When Germany’s most influential newsmagazine, Stern, suggests on its cover President Trump’s similarities to Hitler, America has a problem. Germany’s leading newspaper, Der Spiegel, said in a recent editorial, “Donald Trump has transformed the US into a laughing stock, and he is a danger to the world…He is not fit to be president of the United States.” And Chancellor Angela Merkel said of Trump’s ranting, “This contradicts the strength of America. I distance myself from this.” This is Germany, our strongest European ally?

The prime minister of Canada, our closest friend of all, referred to Trump’s racist tweets in understated disgust: “That’s not how things are done in Canada.” And the prime minister of New Zealand (where an ethnophobic gunman recently murdered 51 Muslims in their mosques), said of Trump’s ethnophobic attacks on four dark-skinned US House members, “It will be clear to most people that I completely and utterly disagree with him.” Even Boris Johnson, Britain’s potential next prime minister (a Trump look-alike and fellow ideologue), has said he can’t understand how an American can use such language, which is “totally unacceptable.”

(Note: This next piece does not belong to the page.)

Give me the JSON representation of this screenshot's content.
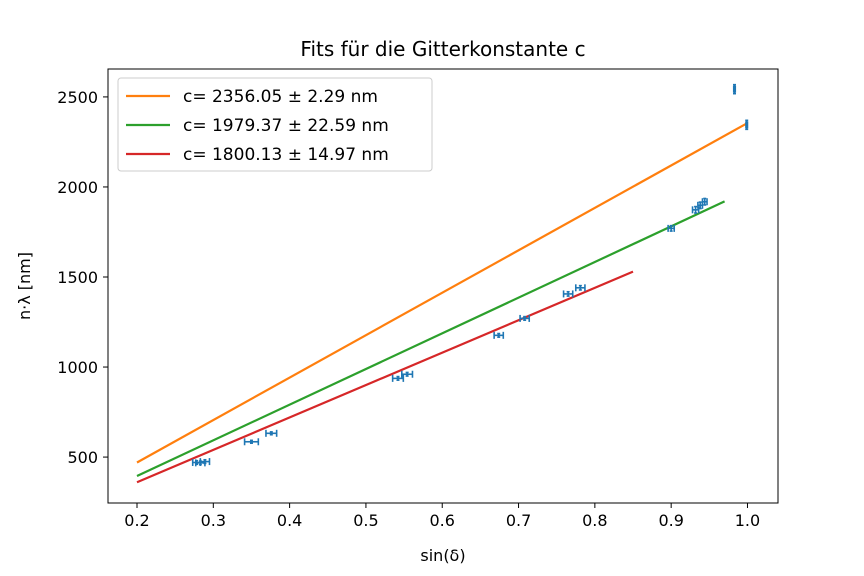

These are our allies, politically and militarily, upon whom we depend to support America in times of international crisis. When they publicly find the statements and actions of our president to be repulsive and hostile to their national values, the United States loses an important element of its security.

How long must we tolerate Trump’s pandering to the 35 percent of Americans who make up his racist and ethnophobic base? He’s alienating the rational and moral majorities with whom we used to stand in alliance against threatening dictatorships like Russia, North Korea, Turkey and the Philippines (and it is their leaders he’s said he especially admires).

It’s bad enough that the Republican Party has become newly identified in terms of Trump’s hates, fears and intolerance. But it’s unacceptable to have the entire nation burdened with this taint as well. Yet we can’t escape it; our president speaks for the nation.

The ideals of equal treatment under law and national security used to define and distinguish us in America. We’re edging closer to the time when they may become part of a past we sorely miss. It’s already painful to watch his thoughtless base cheering Trump’s every step on the descent.